Tim Arnold wrote:
Hi, I'm using elementtree and elementtidy to work with some HTML files. For
some of these files I need to enclose the body content in a new div tag,
like this:
<body>
<div class="remapped">
original contents...
</div>
</body>
I figure there must be a way to do it by creating a 'div' SubElement to the
'body' tag and somehow copying the rest of the tree under that SubElement,
but it's beyond my comprehension.
How can I accomplish this?
(I know I could put the class on the body tag itself, but that won't satisfy
the powers-that-be).
thanks,
--Tim Arnold
You could also try something like this:
from sgmllib import SGMLParser
class IParse(SGMLParser):
def __init__(self, verbose=0):
SGMLParser.__init__(self, verbose)
self.data = ""
def _attr_to_str(self, attrs):
return ' '.join(['%s="%s"' % a for a in attrs])

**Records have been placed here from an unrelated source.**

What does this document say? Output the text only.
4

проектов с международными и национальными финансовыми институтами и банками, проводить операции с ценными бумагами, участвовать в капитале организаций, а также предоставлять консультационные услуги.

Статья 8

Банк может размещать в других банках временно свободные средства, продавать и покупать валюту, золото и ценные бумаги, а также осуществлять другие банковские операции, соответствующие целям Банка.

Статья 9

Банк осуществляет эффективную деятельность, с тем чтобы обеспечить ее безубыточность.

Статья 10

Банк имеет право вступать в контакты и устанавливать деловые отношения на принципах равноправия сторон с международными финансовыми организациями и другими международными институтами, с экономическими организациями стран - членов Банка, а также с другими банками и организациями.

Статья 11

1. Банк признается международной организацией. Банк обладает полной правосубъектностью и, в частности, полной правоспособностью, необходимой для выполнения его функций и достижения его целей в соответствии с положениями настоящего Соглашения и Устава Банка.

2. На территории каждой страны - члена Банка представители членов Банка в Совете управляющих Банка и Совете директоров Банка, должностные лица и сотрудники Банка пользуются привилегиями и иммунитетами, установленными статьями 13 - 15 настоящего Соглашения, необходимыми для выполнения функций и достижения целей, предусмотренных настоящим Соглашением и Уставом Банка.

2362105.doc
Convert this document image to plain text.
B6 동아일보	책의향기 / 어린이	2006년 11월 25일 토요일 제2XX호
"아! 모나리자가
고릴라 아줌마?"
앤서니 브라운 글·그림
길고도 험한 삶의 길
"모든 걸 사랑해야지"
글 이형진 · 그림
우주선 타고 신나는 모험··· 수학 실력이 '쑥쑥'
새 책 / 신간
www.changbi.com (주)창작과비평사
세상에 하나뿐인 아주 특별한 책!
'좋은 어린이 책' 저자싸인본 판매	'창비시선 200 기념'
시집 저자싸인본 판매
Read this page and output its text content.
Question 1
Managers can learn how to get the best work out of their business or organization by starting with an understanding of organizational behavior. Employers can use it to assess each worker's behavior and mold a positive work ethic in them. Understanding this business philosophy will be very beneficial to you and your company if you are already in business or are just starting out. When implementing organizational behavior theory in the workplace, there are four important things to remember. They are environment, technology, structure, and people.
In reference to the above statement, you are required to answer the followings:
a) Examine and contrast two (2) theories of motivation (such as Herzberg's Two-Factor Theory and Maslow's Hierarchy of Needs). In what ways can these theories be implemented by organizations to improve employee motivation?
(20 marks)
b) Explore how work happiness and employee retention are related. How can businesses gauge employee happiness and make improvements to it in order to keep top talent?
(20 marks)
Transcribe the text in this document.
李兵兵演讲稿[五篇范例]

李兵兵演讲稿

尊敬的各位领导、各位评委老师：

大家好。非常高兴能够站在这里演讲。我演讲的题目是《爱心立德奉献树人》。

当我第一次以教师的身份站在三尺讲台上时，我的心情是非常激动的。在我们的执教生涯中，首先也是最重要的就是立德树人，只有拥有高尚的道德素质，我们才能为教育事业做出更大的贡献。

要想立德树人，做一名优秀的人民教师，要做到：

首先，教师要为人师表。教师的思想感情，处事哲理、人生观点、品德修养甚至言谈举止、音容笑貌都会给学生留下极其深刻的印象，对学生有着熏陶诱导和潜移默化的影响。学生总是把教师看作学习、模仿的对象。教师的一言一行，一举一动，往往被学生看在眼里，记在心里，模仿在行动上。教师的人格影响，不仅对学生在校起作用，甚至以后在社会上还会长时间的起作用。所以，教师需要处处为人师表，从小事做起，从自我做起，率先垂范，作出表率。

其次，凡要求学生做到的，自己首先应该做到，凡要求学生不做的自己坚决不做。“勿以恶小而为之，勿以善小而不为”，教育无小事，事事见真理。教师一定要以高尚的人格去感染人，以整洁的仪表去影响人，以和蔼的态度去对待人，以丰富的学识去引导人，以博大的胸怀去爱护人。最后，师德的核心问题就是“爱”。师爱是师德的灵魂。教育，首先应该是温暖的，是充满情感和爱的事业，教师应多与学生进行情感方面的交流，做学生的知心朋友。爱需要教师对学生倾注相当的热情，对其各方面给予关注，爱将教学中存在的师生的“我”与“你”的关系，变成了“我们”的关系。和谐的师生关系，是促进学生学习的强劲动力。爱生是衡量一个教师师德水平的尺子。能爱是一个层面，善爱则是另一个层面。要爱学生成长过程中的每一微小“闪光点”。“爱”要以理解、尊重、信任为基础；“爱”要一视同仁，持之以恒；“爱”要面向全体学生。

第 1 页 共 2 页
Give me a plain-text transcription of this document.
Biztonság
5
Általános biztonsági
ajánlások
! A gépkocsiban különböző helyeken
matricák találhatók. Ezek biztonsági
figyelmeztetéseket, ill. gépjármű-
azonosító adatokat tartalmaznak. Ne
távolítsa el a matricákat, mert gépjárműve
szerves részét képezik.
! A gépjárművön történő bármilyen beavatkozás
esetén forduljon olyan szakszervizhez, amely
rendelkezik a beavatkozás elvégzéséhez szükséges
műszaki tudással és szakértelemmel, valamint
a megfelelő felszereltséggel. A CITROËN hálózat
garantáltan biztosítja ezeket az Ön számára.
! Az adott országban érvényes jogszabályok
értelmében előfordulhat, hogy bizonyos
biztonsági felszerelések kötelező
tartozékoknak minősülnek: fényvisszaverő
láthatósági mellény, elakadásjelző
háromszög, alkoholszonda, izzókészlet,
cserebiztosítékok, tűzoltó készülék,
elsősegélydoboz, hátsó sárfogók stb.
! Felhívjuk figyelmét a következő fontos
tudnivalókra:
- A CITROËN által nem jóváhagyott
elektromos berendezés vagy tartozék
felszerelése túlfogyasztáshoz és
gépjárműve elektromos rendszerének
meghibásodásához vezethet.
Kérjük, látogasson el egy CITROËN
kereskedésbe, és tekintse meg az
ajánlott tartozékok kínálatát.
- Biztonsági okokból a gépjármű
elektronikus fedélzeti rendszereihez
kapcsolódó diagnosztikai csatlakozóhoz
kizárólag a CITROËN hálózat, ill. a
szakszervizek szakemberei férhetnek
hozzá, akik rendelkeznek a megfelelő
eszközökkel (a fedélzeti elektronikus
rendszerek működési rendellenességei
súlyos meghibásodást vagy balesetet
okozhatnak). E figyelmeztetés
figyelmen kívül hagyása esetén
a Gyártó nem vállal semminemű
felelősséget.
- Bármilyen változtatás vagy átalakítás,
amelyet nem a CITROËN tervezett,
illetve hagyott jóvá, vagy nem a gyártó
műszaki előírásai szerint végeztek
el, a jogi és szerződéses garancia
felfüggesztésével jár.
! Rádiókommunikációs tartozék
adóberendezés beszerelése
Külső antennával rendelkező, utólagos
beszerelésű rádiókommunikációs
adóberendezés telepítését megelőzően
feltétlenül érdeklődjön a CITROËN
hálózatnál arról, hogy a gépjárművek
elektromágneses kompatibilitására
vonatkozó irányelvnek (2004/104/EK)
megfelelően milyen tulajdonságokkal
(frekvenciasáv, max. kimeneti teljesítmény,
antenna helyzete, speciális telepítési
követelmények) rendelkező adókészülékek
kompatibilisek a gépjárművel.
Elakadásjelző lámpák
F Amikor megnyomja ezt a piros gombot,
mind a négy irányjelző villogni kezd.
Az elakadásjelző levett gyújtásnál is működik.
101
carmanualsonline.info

def start_body(self, attrs):
self.data += "<body %s>" % self._attr_to_str(attrs)
print "remapping"
self.data += '''<div class="remapped">'''
def end_body(self):
self.data += "</div>" # end remapping
self.data += "</body>"
def handle_data(self, data):
self.data += data
def unknown_starttag(self, tag, attrs):
self.data+="<%s %s>" % (tag, self._attr_to_str(attrs),)
def unknown_endtag(self, tag):
self.data += "</%s>" % tag
if __name__=="__main__":
i = IParse()
i.feed('''
<html>
<body bgcolor="#fffff">
original
<i>italic</i>
<b class="test">contents</b>...
</body>
</html>''');
print i.data
i.close()
just look at the code from sgmllib (standard lib) and it is very easy to
make a parser. for some much needed refactoring